Chemical manufacturers would have to produce safety data for their products
A political committee in the US has voted in favour of plans to change the way chemicals are regulated by shifting the burden of proving safety to manufacturers. Under the Safe Chemicals Act of 2011, chemical manufacturers would have to produce safety data for their products. They would submit these data to the Environmental Protection Agency (EPA), which would then make decisions about safe use.
The new legislation – which still has a long way to go before becoming law – bears more than a passing resemblance to the Reach (registration, evaluation, authorisation and restriction of chemicals) rules, which came into force in the EU in 2007.

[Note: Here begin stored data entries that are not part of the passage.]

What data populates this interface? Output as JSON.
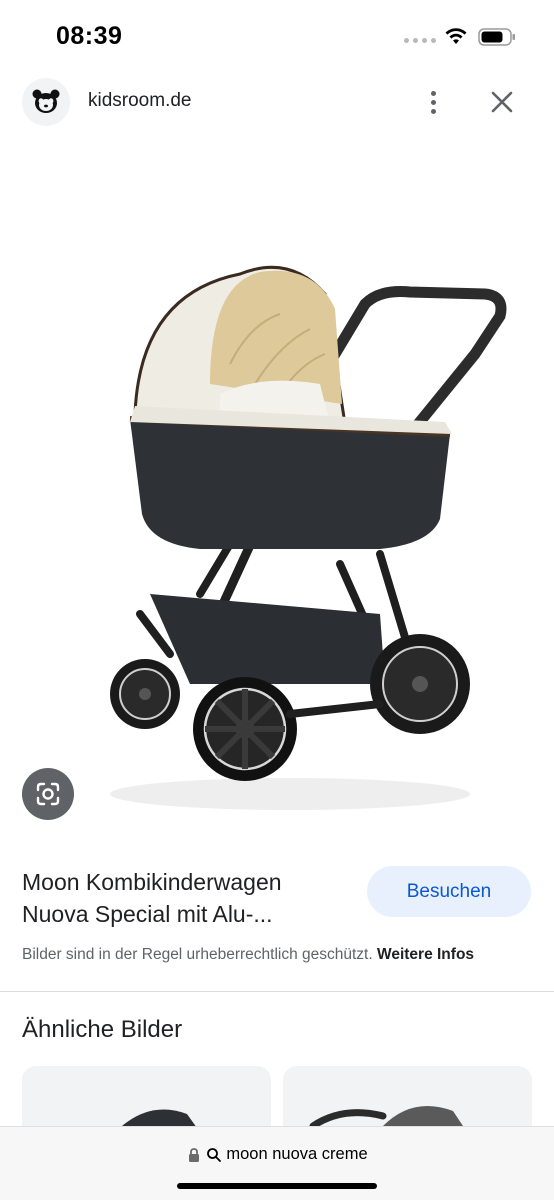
{
  "status_bar": {
    "time": "08:39",
    "icons": [
      "signal-icon",
      "wifi-icon",
      "battery-icon"
    ]
  },
  "header": {
    "site_name": "kidsroom.de",
    "avatar_icon": "panda-logo-icon",
    "more_icon": "more-vert-icon",
    "close_icon": "close-icon"
  },
  "image_viewer": {
    "image_subject": "stroller-image",
    "lens_icon": "google-lens-icon"
  },
  "result": {
    "title_line1": "Moon Kombikinderwagen",
    "title_line2": "Nuova Special mit Alu-...",
    "visit_label": "Besuchen",
    "copyright_text": "Bilder sind in der Regel urheberrechtlich geschützt.",
    "more_info_link": "Weitere Infos"
  },
  "similar": {
    "heading": "Ähnliche Bilder"
  },
  "address_bar": {
    "query": "moon nuova creme"
  },
  "colors": {
    "accent": "#0b57d0",
    "accent_bg": "#e8f0fe",
    "text_secondary": "#5f6368"
  }
}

In the US, toxic chemicals are currently regulated by the Toxic Substances Control Act of 1976, under which chemical products are effectively considered safe until found to be otherwise: the EPA can only call for safety testing after evidence surfaces that demonstrates a chemical is dangerous. Consumer groups have argued that this means only a tiny fraction of chemicals used in the US have been tested for safety.
The American Chemical Council, which represents the interests of the chemical industry in the US, described the bill as ‘fundamentally flawed in many critical areas’. The organisation said that it would lead to an ‘unworkable’ safety standard, drain government resources, increase the time for new chemicals to reach the market and undermine the protection offered by trade secrets.’